The Substance Abuse and Mental Health Services Administration reports that medical professionals may diagnose major depressive disorder according to the DSM-5 if a patient has experienced associated symptoms every day for 2 weeks or longer and meets five or more of the listed criteria—which must include either a persistent, depressed mood or a loss of interest in previously enjoyed activities.7 Although the symptoms previously listed can be indicators of major depressive disorder, the individual must meet specific criteria for major depressive disorder to be officially diagnosed. These criteria include the following:

  • an unintentional and significant weight loss or weight gain of at least 5% in the past month or a loss of or increase in appetite
  • disturbance of sleep, including insomnia or hypersomnia
  • severe, observable psychomotor changes
  • fatigue, loss of energy, tiredness, or reduced efficiency during routine tasks
  • feelings of worthlessness or excessive and inappropriate guilt
  • difficulty concentrating, thinking, or making decisions
  • suicidal ideations, persistent thoughts of death, or suicide attempts
  • significant impairment or distress in work-related, social, or other important areas of functioning as a result of the symptoms
  • lack of a previous manic or hypomanic episode

A medical doctor should evaluate a person who is suspected of having major depressive disorder to ensure that the symptoms are not the result of a different psychiatric condition (e.g., a psychotic disorder or schizophrenia), a medical condition, or a medication.
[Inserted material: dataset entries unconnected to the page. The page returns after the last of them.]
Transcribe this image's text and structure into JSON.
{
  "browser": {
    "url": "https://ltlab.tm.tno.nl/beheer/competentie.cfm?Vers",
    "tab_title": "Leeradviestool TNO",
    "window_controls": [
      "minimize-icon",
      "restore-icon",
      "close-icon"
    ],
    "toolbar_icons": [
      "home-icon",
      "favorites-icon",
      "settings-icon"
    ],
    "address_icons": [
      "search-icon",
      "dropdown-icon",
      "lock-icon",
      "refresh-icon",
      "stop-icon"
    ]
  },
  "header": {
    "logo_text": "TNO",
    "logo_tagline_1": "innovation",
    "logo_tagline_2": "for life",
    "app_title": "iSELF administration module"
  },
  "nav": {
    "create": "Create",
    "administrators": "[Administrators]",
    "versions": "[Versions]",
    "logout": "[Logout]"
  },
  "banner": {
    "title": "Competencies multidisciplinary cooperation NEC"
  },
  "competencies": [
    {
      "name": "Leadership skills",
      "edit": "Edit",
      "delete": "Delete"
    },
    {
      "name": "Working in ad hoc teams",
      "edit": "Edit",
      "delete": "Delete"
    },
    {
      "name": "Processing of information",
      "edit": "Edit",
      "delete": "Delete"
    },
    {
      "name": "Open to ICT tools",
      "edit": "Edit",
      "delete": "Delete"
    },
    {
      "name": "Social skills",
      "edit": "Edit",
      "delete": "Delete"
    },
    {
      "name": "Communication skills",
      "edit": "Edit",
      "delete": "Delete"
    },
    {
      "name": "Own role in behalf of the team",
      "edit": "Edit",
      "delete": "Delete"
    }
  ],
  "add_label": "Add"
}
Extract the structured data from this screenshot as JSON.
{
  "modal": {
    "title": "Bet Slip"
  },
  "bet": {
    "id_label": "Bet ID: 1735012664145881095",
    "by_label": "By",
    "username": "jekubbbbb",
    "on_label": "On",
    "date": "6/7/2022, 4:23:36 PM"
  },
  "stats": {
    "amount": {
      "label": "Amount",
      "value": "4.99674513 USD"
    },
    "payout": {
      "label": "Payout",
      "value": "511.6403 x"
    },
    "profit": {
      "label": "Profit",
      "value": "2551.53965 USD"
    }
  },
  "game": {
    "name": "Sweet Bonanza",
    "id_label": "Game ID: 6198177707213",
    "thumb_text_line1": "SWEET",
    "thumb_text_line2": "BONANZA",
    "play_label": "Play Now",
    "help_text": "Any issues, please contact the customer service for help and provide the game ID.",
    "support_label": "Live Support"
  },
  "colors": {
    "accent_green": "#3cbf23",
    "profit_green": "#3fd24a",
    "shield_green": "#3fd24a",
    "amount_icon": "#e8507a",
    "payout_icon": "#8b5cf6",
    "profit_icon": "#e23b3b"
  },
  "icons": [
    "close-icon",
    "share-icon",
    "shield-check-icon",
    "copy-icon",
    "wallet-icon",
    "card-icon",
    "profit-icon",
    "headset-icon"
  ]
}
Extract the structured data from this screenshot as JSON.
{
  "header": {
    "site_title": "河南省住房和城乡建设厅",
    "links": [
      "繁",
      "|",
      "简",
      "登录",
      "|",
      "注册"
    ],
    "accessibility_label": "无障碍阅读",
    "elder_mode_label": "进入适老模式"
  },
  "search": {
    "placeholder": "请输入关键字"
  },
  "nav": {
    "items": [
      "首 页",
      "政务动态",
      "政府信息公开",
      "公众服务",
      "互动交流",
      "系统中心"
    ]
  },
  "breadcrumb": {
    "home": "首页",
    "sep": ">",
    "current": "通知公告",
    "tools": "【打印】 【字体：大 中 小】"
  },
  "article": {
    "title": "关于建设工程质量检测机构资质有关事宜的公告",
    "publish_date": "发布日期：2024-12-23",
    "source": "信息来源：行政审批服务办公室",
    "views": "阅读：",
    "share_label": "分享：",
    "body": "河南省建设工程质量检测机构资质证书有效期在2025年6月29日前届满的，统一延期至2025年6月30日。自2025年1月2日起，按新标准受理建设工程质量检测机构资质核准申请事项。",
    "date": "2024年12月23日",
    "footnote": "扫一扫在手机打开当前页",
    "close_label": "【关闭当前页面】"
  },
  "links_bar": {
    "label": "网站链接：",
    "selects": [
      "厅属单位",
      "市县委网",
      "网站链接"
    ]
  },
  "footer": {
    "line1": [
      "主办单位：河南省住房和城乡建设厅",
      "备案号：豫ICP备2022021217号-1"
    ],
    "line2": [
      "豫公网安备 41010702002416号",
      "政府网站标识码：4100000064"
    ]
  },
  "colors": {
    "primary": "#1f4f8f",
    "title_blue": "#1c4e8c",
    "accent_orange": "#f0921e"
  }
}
Treatments for Major Depressive Disorder

Major depressive disorder is common; many people experience at least one episode of depression during their lives. Fortunately, depression responds well to treatment, which allows patients to move forward and to enjoy happier, healthier lives.2

Harvard Medical School reports that the most effective treatment approach for major depressive disorder is a combination of psychotherapy and medication. Selective serotonin reuptake inhibitors, or SSRIs, are often prescribed and take 2–6 weeks for patients to begin experiencing improvements. Several psychotherapeutic approaches may be used, including cognitive behavioral therapy or psychodynamic therapy. In severe cases in which people do not respond to other treatment, electroconvulsive therapy may be used.3

References

  1. American Psychiatric Association. (2020). What is depression?
    https://www.psychiatry.org/patients-families/depression/what-is-depression
  2. National Institute of Mental Health. (2019). Major depression. U.S. Department of Health and Human Services, National Institutes of Health.
    https://www.nimh.nih.gov/health/statistics/major-depression.shtml#:~:text=Prevalence%20of%20Major%20Depressive%20Episode%20Among%20Adults,-Figure%201%20shows&text=An%20estimated%2017.3%20million%20adults,compared%20to%20males%20(5.3%25)
  3. Harvard Health Publishing, Harvard Medical School. (2018, December). Major depression.
    https://www.health.harvard.edu/a_to_z/major-depression-a-to-z
  4. National Institute of Mental Health. (2018). Depression. U.S. Department of Health and Human Services, National Institutes of Health.
    https://www.nimh.nih.gov/health/topics/depression/index.shtml#part_145396
  5. aan het Rot, M., Mathew, S. J., & Charney, D. S. (2009). Neurobiological mechanisms in major depressive disorder. Canadian Medical Association Journal, 180(3), 305–313.
    https://doi.org/10.1503/cmaj.080697
  6. Weissman, M. M., Berry, O. O., Warner, V., Gameroff, M. J., Skipper, J., Talati, A., Pilowsky, D. J., &Wickramaratne, P. (2016). A 30-year study of 3 generations at high risk and low risk for depression. JAMA Psychiatry, 73(9), 970–977.
    https://doi.org/10.1001/jamapsychiatry.2016.1586
  7. Substance Abuse and Mental Health Services Administration. (2016). DSM-5 changes: Implications for child serious emotional disturbance.